“Why don’t it move?” she asked herself.
As she put the question the log did move, borne away by the full current. Mamie, followed by the dog, ran after it, with her eyes aflame with excitement. Dennis barked, divining something uncanny, eager to distract the mind of his mistress from what seemed to be engrossing it. Still she ran on, with her eyes upon the log. The dog knew that she must stop in a moment, that no one could pass the falls unless they went over them. Did he divine also that she meant to go over them—that at last, with her poor, imperfect vision, she had seen that way out of captivity?

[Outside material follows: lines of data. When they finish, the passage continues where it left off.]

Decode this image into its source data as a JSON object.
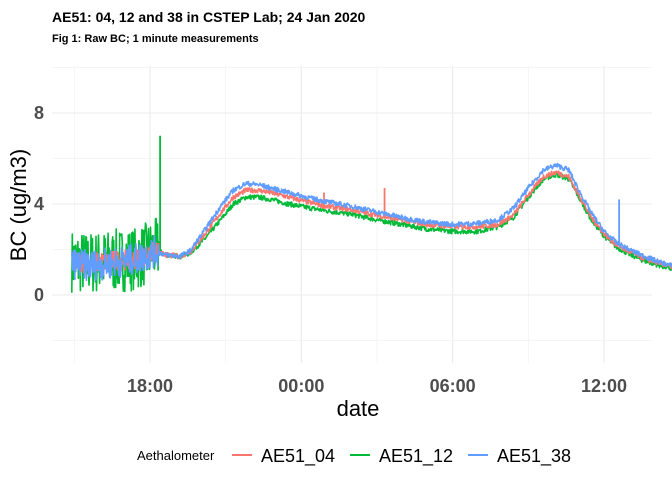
{
  "chart_data": {
    "type": "line",
    "title": "AE51: 04, 12 and 38 in CSTEP Lab; 24 Jan 2020",
    "subtitle": "Fig 1: Raw BC; 1 minute measurements",
    "xlabel": "date",
    "ylabel": "BC (ug/m3)",
    "x_unit": "hours (clock time, 24 Jan 2020 evening to 25 Jan 2020)",
    "xlim_hours": [
      14.6,
      37.0
    ],
    "ylim": [
      -2.5,
      10.2
    ],
    "x_ticks": [
      {
        "hour": 18,
        "label": "18:00"
      },
      {
        "hour": 24,
        "label": "00:00"
      },
      {
        "hour": 30,
        "label": "06:00"
      },
      {
        "hour": 36,
        "label": "12:00"
      }
    ],
    "y_ticks": [
      0,
      4,
      8
    ],
    "grid": true,
    "legend": {
      "title": "Aethalometer",
      "position": "bottom"
    },
    "series": [
      {
        "name": "AE51_04",
        "color": "#F8766D",
        "points": [
          [
            14.9,
            1.5
          ],
          [
            15.5,
            1.4
          ],
          [
            16.5,
            1.5
          ],
          [
            17.5,
            1.6
          ],
          [
            18.2,
            1.9
          ],
          [
            18.7,
            1.75
          ],
          [
            19.2,
            1.7
          ],
          [
            19.6,
            1.9
          ],
          [
            20.2,
            2.7
          ],
          [
            20.8,
            3.6
          ],
          [
            21.3,
            4.3
          ],
          [
            21.8,
            4.6
          ],
          [
            22.3,
            4.6
          ],
          [
            22.8,
            4.5
          ],
          [
            23.5,
            4.3
          ],
          [
            24.2,
            4.1
          ],
          [
            25.0,
            3.9
          ],
          [
            26.0,
            3.75
          ],
          [
            27.0,
            3.5
          ],
          [
            28.0,
            3.3
          ],
          [
            29.0,
            3.1
          ],
          [
            30.0,
            3.0
          ],
          [
            31.0,
            3.0
          ],
          [
            31.8,
            3.1
          ],
          [
            32.4,
            3.5
          ],
          [
            33.0,
            4.4
          ],
          [
            33.6,
            5.2
          ],
          [
            34.1,
            5.4
          ],
          [
            34.6,
            5.2
          ],
          [
            35.0,
            4.4
          ],
          [
            35.5,
            3.4
          ],
          [
            36.0,
            2.7
          ],
          [
            36.5,
            2.2
          ],
          [
            37.0,
            1.9
          ],
          [
            37.6,
            1.6
          ],
          [
            38.2,
            1.4
          ],
          [
            38.8,
            1.2
          ]
        ],
        "spikes": [
          [
            27.3,
            4.7
          ],
          [
            24.9,
            4.5
          ]
        ]
      },
      {
        "name": "AE51_12",
        "color": "#00BA38",
        "points": [
          [
            14.9,
            1.5
          ],
          [
            15.5,
            1.4
          ],
          [
            16.5,
            1.5
          ],
          [
            17.5,
            1.6
          ],
          [
            18.2,
            2.0
          ],
          [
            18.7,
            1.75
          ],
          [
            19.2,
            1.7
          ],
          [
            19.6,
            1.85
          ],
          [
            20.2,
            2.5
          ],
          [
            20.8,
            3.3
          ],
          [
            21.3,
            4.0
          ],
          [
            21.8,
            4.3
          ],
          [
            22.3,
            4.3
          ],
          [
            22.8,
            4.2
          ],
          [
            23.5,
            4.0
          ],
          [
            24.2,
            3.85
          ],
          [
            25.0,
            3.7
          ],
          [
            26.0,
            3.55
          ],
          [
            27.0,
            3.3
          ],
          [
            28.0,
            3.1
          ],
          [
            29.0,
            2.9
          ],
          [
            30.0,
            2.8
          ],
          [
            31.0,
            2.8
          ],
          [
            31.8,
            3.0
          ],
          [
            32.4,
            3.4
          ],
          [
            33.0,
            4.3
          ],
          [
            33.6,
            5.1
          ],
          [
            34.1,
            5.3
          ],
          [
            34.6,
            5.1
          ],
          [
            35.0,
            4.3
          ],
          [
            35.5,
            3.3
          ],
          [
            36.0,
            2.6
          ],
          [
            36.5,
            2.1
          ],
          [
            37.0,
            1.8
          ],
          [
            37.6,
            1.5
          ],
          [
            38.2,
            1.3
          ],
          [
            38.8,
            1.1
          ]
        ],
        "noise_range": [
          [
            14.9,
            -0.6,
            3.0
          ],
          [
            17.7,
            0.3,
            3.2
          ]
        ],
        "spikes": [
          [
            18.4,
            7.0
          ]
        ]
      },
      {
        "name": "AE51_38",
        "color": "#619CFF",
        "points": [
          [
            14.9,
            1.4
          ],
          [
            15.5,
            1.3
          ],
          [
            16.5,
            1.4
          ],
          [
            17.5,
            1.6
          ],
          [
            18.2,
            1.9
          ],
          [
            18.7,
            1.75
          ],
          [
            19.2,
            1.7
          ],
          [
            19.6,
            1.95
          ],
          [
            20.2,
            2.9
          ],
          [
            20.8,
            3.9
          ],
          [
            21.3,
            4.6
          ],
          [
            21.8,
            4.9
          ],
          [
            22.3,
            4.85
          ],
          [
            22.8,
            4.7
          ],
          [
            23.5,
            4.5
          ],
          [
            24.2,
            4.3
          ],
          [
            25.0,
            4.1
          ],
          [
            26.0,
            3.9
          ],
          [
            27.0,
            3.65
          ],
          [
            28.0,
            3.4
          ],
          [
            29.0,
            3.2
          ],
          [
            30.0,
            3.1
          ],
          [
            31.0,
            3.15
          ],
          [
            31.8,
            3.3
          ],
          [
            32.4,
            3.8
          ],
          [
            33.0,
            4.7
          ],
          [
            33.6,
            5.5
          ],
          [
            34.1,
            5.7
          ],
          [
            34.6,
            5.5
          ],
          [
            35.0,
            4.6
          ],
          [
            35.5,
            3.6
          ],
          [
            36.0,
            2.8
          ],
          [
            36.5,
            2.3
          ],
          [
            37.0,
            2.0
          ],
          [
            37.6,
            1.7
          ],
          [
            38.2,
            1.45
          ],
          [
            38.8,
            1.25
          ]
        ],
        "spikes": [
          [
            36.6,
            4.2
          ]
        ]
      }
    ]
  }
}
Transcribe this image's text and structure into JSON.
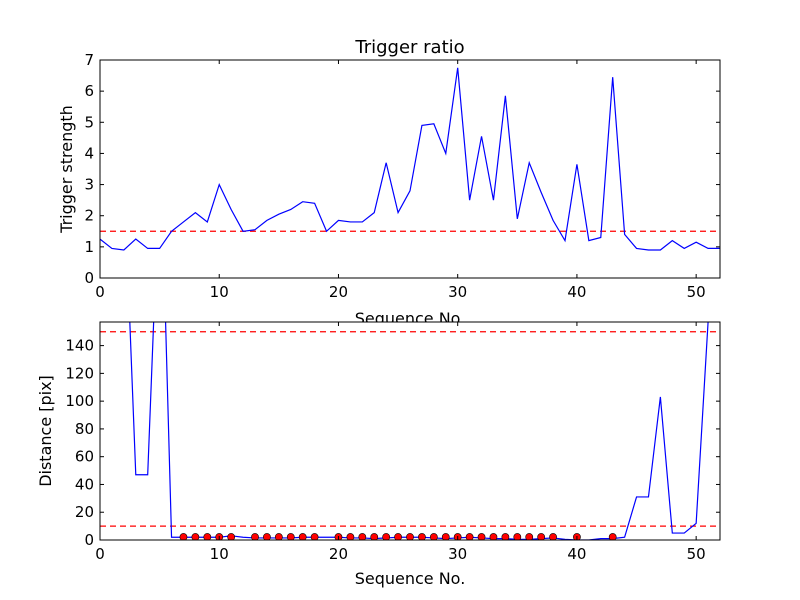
{
  "chart_data": [
    {
      "type": "line",
      "title": "Trigger ratio",
      "xlabel": "Sequence No.",
      "ylabel": "Trigger strength",
      "xlim": [
        0,
        52
      ],
      "ylim": [
        0,
        7
      ],
      "xticks": [
        "0",
        "10",
        "20",
        "30",
        "40",
        "50"
      ],
      "yticks": [
        "0",
        "1",
        "2",
        "3",
        "4",
        "5",
        "6",
        "7"
      ],
      "grid": false,
      "series": [
        {
          "kind": "line",
          "color": "#0000ff",
          "x": [
            0,
            1,
            2,
            3,
            4,
            5,
            6,
            7,
            8,
            9,
            10,
            11,
            12,
            13,
            14,
            15,
            16,
            17,
            18,
            19,
            20,
            21,
            22,
            23,
            24,
            25,
            26,
            27,
            28,
            29,
            30,
            31,
            32,
            33,
            34,
            35,
            36,
            37,
            38,
            39,
            40,
            41,
            42,
            43,
            44,
            45,
            46,
            47,
            48,
            49,
            50,
            51,
            52
          ],
          "y": [
            1.25,
            0.95,
            0.9,
            1.25,
            0.95,
            0.95,
            1.5,
            1.8,
            2.1,
            1.8,
            3.0,
            2.2,
            1.5,
            1.55,
            1.85,
            2.05,
            2.2,
            2.45,
            2.4,
            1.5,
            1.85,
            1.8,
            1.8,
            2.1,
            3.7,
            2.1,
            2.8,
            4.9,
            4.95,
            4.0,
            6.75,
            2.5,
            4.55,
            2.5,
            5.85,
            1.9,
            3.7,
            2.75,
            1.85,
            1.2,
            3.65,
            1.2,
            1.3,
            6.45,
            1.4,
            0.95,
            0.9,
            0.9,
            1.2,
            0.95,
            1.15,
            0.95,
            0.95
          ]
        }
      ],
      "hlines": [
        {
          "y": 1.5,
          "color": "#ff0000",
          "style": "dashed"
        }
      ]
    },
    {
      "type": "line",
      "title": "",
      "xlabel": "Sequence No.",
      "ylabel": "Distance [pix]",
      "xlim": [
        0,
        52
      ],
      "ylim": [
        0,
        157
      ],
      "xticks": [
        "0",
        "10",
        "20",
        "30",
        "40",
        "50"
      ],
      "yticks": [
        "0",
        "20",
        "40",
        "60",
        "80",
        "100",
        "120",
        "140"
      ],
      "grid": false,
      "series": [
        {
          "kind": "line",
          "color": "#0000ff",
          "x": [
            2,
            2.5,
            3,
            4,
            4.5,
            5,
            5.5,
            6,
            7,
            8,
            9,
            10,
            11,
            12,
            13,
            14,
            15,
            16,
            17,
            18,
            19,
            20,
            21,
            22,
            23,
            24,
            25,
            26,
            27,
            28,
            29,
            30,
            31,
            32,
            33,
            34,
            35,
            36,
            37,
            38,
            39,
            40,
            41,
            42,
            43,
            44,
            45,
            46,
            47,
            48,
            49,
            50,
            51,
            51.2
          ],
          "y": [
            250,
            157,
            47,
            47,
            157,
            250,
            157,
            2,
            2,
            2,
            2,
            2,
            3,
            2,
            1.5,
            1.5,
            1.5,
            1.5,
            2,
            2,
            2,
            2,
            1.5,
            1.5,
            1,
            1.5,
            2,
            2,
            2,
            1.5,
            1,
            1.5,
            2,
            1.5,
            1,
            1,
            0.5,
            0.5,
            1,
            1.5,
            0.5,
            0,
            0,
            1,
            1,
            2,
            31,
            31,
            103,
            5,
            5,
            12,
            157,
            250
          ]
        },
        {
          "kind": "markers",
          "color": "#ff0000",
          "x": [
            7,
            8,
            9,
            10,
            11,
            13,
            14,
            15,
            16,
            17,
            18,
            20,
            21,
            22,
            23,
            24,
            25,
            26,
            27,
            28,
            29,
            30,
            31,
            32,
            33,
            34,
            35,
            36,
            37,
            38,
            40,
            43
          ],
          "y": [
            1.5,
            1.5,
            1,
            1,
            2,
            1,
            1,
            1,
            1.5,
            1.5,
            1.5,
            1.5,
            1,
            1,
            0.5,
            1,
            1.5,
            1.5,
            1.5,
            1,
            0.5,
            1,
            1.5,
            1,
            0.5,
            0.5,
            0,
            0,
            0.5,
            0.5,
            0,
            0
          ]
        }
      ],
      "hlines": [
        {
          "y": 150,
          "color": "#ff0000",
          "style": "dashed"
        },
        {
          "y": 10,
          "color": "#ff0000",
          "style": "dashed"
        }
      ]
    }
  ]
}
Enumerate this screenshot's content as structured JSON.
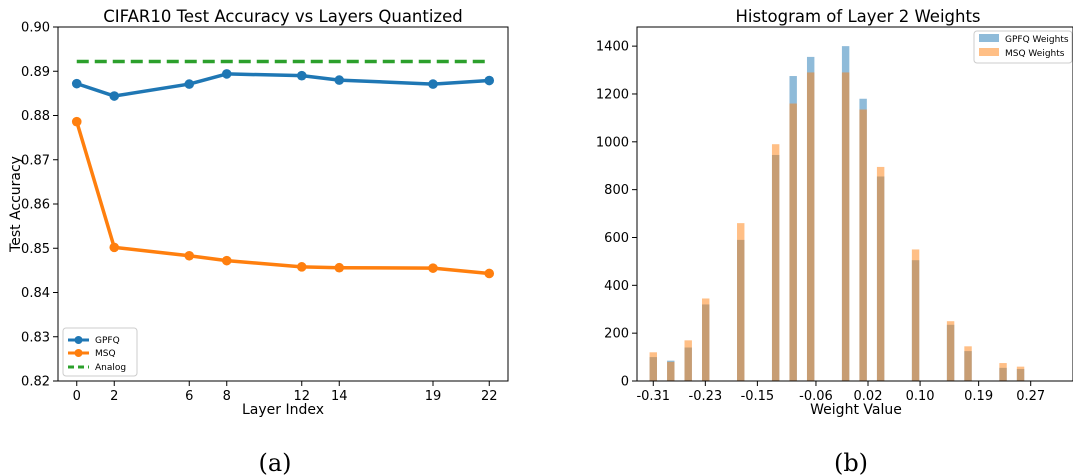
{
  "colors": {
    "blue": "#1f77b4",
    "orange": "#ff7f0e",
    "green": "#2ca02c"
  },
  "chart_data": [
    {
      "type": "line",
      "title": "CIFAR10 Test Accuracy vs Layers Quantized",
      "xlabel": "Layer Index",
      "ylabel": "Test Accuracy",
      "xlim": [
        -1,
        23
      ],
      "ylim": [
        0.82,
        0.9
      ],
      "xticks": [
        0,
        2,
        6,
        8,
        12,
        14,
        19,
        22
      ],
      "yticks": [
        0.82,
        0.83,
        0.84,
        0.85,
        0.86,
        0.87,
        0.88,
        0.89,
        0.9
      ],
      "ytick_labels": [
        "0.82",
        "0.83",
        "0.84",
        "0.85",
        "0.86",
        "0.87",
        "0.88",
        "0.89",
        "0.90"
      ],
      "grid": false,
      "legend_position": "bottom-left",
      "x": [
        0,
        2,
        6,
        8,
        12,
        14,
        19,
        22
      ],
      "series": [
        {
          "name": "GPFQ",
          "color": "#1f77b4",
          "style": "solid-marker",
          "values": [
            0.8872,
            0.8844,
            0.8871,
            0.8894,
            0.889,
            0.888,
            0.8871,
            0.8879
          ]
        },
        {
          "name": "MSQ",
          "color": "#ff7f0e",
          "style": "solid-marker",
          "values": [
            0.8786,
            0.8502,
            0.8483,
            0.8472,
            0.8458,
            0.8456,
            0.8455,
            0.8443
          ]
        },
        {
          "name": "Analog",
          "color": "#2ca02c",
          "style": "dashed",
          "values": [
            0.8922,
            0.8922,
            0.8922,
            0.8922,
            0.8922,
            0.8922,
            0.8922,
            0.8922
          ]
        }
      ],
      "caption": "(a)"
    },
    {
      "type": "bar",
      "subtype": "histogram-overlay",
      "title": "Histogram of Layer 2 Weights",
      "xlabel": "Weight Value",
      "ylabel": "",
      "xlim": [
        -0.335,
        0.335
      ],
      "ylim": [
        0,
        1480
      ],
      "xticks": [
        -0.31,
        -0.23,
        -0.15,
        -0.06,
        0.02,
        0.1,
        0.19,
        0.27
      ],
      "xtick_labels": [
        "-0.31",
        "-0.23",
        "-0.15",
        "-0.06",
        "0.02",
        "0.10",
        "0.19",
        "0.27"
      ],
      "yticks": [
        0,
        200,
        400,
        600,
        800,
        1000,
        1200,
        1400
      ],
      "grid": false,
      "legend_position": "top-right",
      "bin_centers": [
        -0.31,
        -0.2831,
        -0.2563,
        -0.2294,
        -0.2025,
        -0.1756,
        -0.1488,
        -0.1219,
        -0.095,
        -0.0681,
        -0.0413,
        -0.0144,
        0.0125,
        0.0394,
        0.0662,
        0.0931,
        0.12,
        0.1469,
        0.1737,
        0.2006,
        0.2275,
        0.2544,
        0.2812,
        0.3081
      ],
      "bin_width": 0.0114,
      "series": [
        {
          "name": "GPFQ Weights",
          "color": "#1f77b4",
          "values": [
            100,
            85,
            140,
            320,
            0,
            590,
            0,
            945,
            1275,
            1355,
            0,
            1400,
            1180,
            855,
            0,
            505,
            0,
            235,
            125,
            0,
            55,
            50,
            0,
            0
          ]
        },
        {
          "name": "MSQ Weights",
          "color": "#ff7f0e",
          "values": [
            120,
            80,
            170,
            345,
            0,
            660,
            0,
            990,
            1160,
            1290,
            0,
            1290,
            1135,
            895,
            0,
            550,
            0,
            250,
            145,
            0,
            75,
            60,
            0,
            0
          ]
        }
      ],
      "caption": "(b)"
    }
  ]
}
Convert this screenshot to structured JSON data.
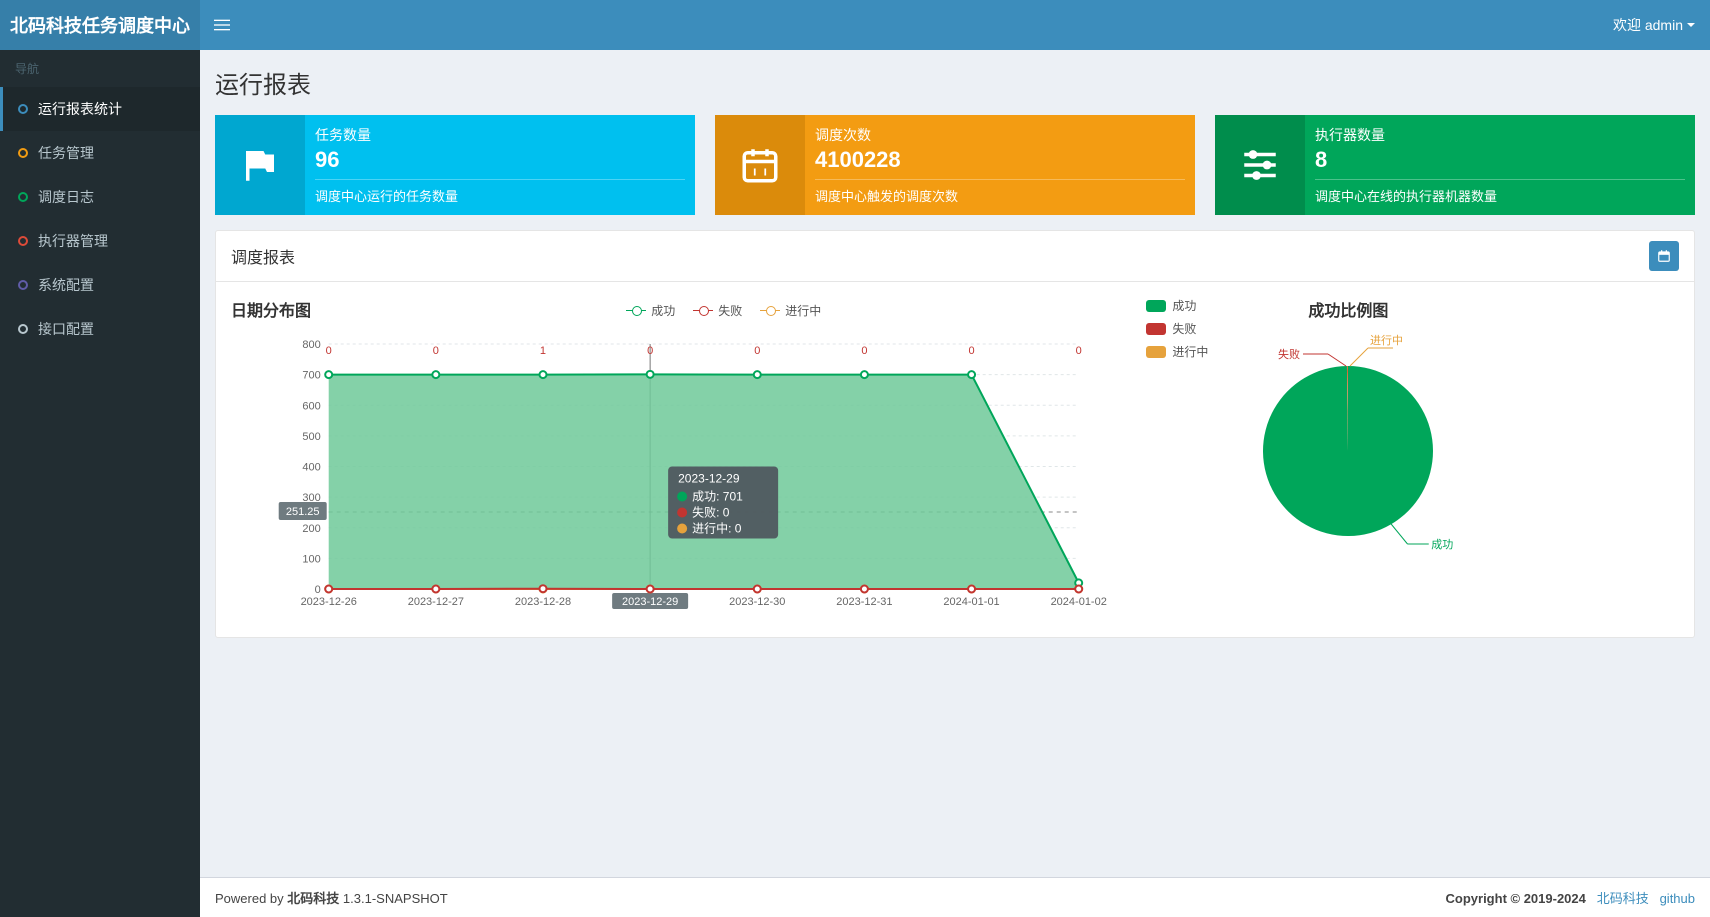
{
  "app_title": "北码科技任务调度中心",
  "welcome_prefix": "欢迎",
  "welcome_user": "admin",
  "sidebar": {
    "header": "导航",
    "items": [
      {
        "label": "运行报表统计",
        "bullet_color": "#3c8dbc",
        "active": true
      },
      {
        "label": "任务管理",
        "bullet_color": "#f39c12",
        "active": false
      },
      {
        "label": "调度日志",
        "bullet_color": "#00a65a",
        "active": false
      },
      {
        "label": "执行器管理",
        "bullet_color": "#dd4b39",
        "active": false
      },
      {
        "label": "系统配置",
        "bullet_color": "#605ca8",
        "active": false
      },
      {
        "label": "接口配置",
        "bullet_color": "#b8c7ce",
        "active": false
      }
    ]
  },
  "page_title": "运行报表",
  "info_boxes": [
    {
      "label": "任务数量",
      "value": "96",
      "desc": "调度中心运行的任务数量",
      "theme": "bg-aqua",
      "icon": "flag"
    },
    {
      "label": "调度次数",
      "value": "4100228",
      "desc": "调度中心触发的调度次数",
      "theme": "bg-yellow",
      "icon": "calendar"
    },
    {
      "label": "执行器数量",
      "value": "8",
      "desc": "调度中心在线的执行器机器数量",
      "theme": "bg-green",
      "icon": "sliders"
    }
  ],
  "panel_title": "调度报表",
  "line_chart": {
    "title": "日期分布图",
    "legend": [
      {
        "name": "成功",
        "color": "#00a65a"
      },
      {
        "name": "失败",
        "color": "#c23531"
      },
      {
        "name": "进行中",
        "color": "#e6a23c"
      }
    ],
    "x_labels": [
      "2023-12-26",
      "2023-12-27",
      "2023-12-28",
      "2023-12-29",
      "2023-12-30",
      "2023-12-31",
      "2024-01-01",
      "2024-01-02"
    ],
    "y_max": 800,
    "y_step": 100,
    "series_success": [
      700,
      700,
      700,
      701,
      700,
      700,
      700,
      20
    ],
    "series_fail": [
      0,
      0,
      1,
      0,
      0,
      0,
      0,
      0
    ],
    "series_running": [
      0,
      0,
      0,
      0,
      0,
      0,
      0,
      0
    ],
    "hover_index": 3,
    "hover_avg_label": "251.25",
    "tooltip": {
      "date": "2023-12-29",
      "rows": [
        {
          "label": "成功",
          "value": "701",
          "color": "#00a65a"
        },
        {
          "label": "失败",
          "value": "0",
          "color": "#c23531"
        },
        {
          "label": "进行中",
          "value": "0",
          "color": "#e6a23c"
        }
      ]
    },
    "colors": {
      "success": "#00a65a",
      "success_fill": "#6fc999",
      "fail": "#c23531",
      "running": "#e6a23c",
      "grid": "#e0e6e8",
      "axis": "#666"
    }
  },
  "pie_chart": {
    "title": "成功比例图",
    "legend": [
      {
        "name": "成功",
        "color": "#00a65a"
      },
      {
        "name": "失败",
        "color": "#c23531"
      },
      {
        "name": "进行中",
        "color": "#e6a23c"
      }
    ],
    "slices": [
      {
        "label": "成功",
        "value": 99.8,
        "color": "#00a65a"
      },
      {
        "label": "失败",
        "value": 0.1,
        "color": "#c23531"
      },
      {
        "label": "进行中",
        "value": 0.1,
        "color": "#e6a23c"
      }
    ]
  },
  "footer": {
    "left_prefix": "Powered by",
    "left_brand": "北码科技",
    "left_version": "1.3.1-SNAPSHOT",
    "right_copy": "Copyright © 2019-2024",
    "right_link1": "北码科技",
    "right_link2": "github"
  }
}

She reached the point where farther advance was impossible. To her right rose a solid wall of stone; opposite rose its twin; between the two the river rushed tumultuously, tossing the great logs hither and thither as if they were spilikins.
Mamie watched her own log. After its goadings it kept a truer course than most of its fellows. But she had outstripped it. Standing upon the edge of the precipice, feeling the cold spray upon her face, hearing the maddening roar of the monster below, less to be feared than that other monster from whom she realised that she had escaped, she waited for the final plunge....
What was passing in her mind at this supreme moment? We may well believe that she saw clearly the past through the mists which obscured the future. Always she had been a log at the mercy of a drunken father. Her mother had died in giving birth to her, but she knew vaguely that this mother was a Church member. She did not know—and, knowing, could never have understood—that from her she had inherited a conscience—or shall we call it an ineradicable instinct?—which constrained her to turn aside, shuddering, from certain temptations, to obey, without reasoning, certain ethical laws, solemnly expounded to her by a Calvinistic grandmother. But Nature had been too much for her. Even as she had turned instinctively and with horror from the breaking of a commandment, so also she had selected the mate who possessed in excess the physical qualities so conspicuously lacking in her. She had fallen a victim, and a reluctant victim, to the law of compensation. When Tom Barker held up his finger and whistled, she crawled to him.
The log, slightly rolling, as if intoxicated, neared the brink of the falls. And then it stopped again, where the river was narrowest and the current strongest. No log had stopped in this place before; Mamie saw that it was caught by a small rock, and held fast by the other logs behind it.
“It won’t go over,” she murmured.
Within a minute a terrific jam impended. Across the river Tom was swearing horribly; and between husband and wife rose a filmy cloud of spray upon which were imprinted the mysterious colours of the rainbow, which, long ago, Mamie had been taught to regard as the most wonderful symbol in the world—God’s promise that in the end good should triumph over evil.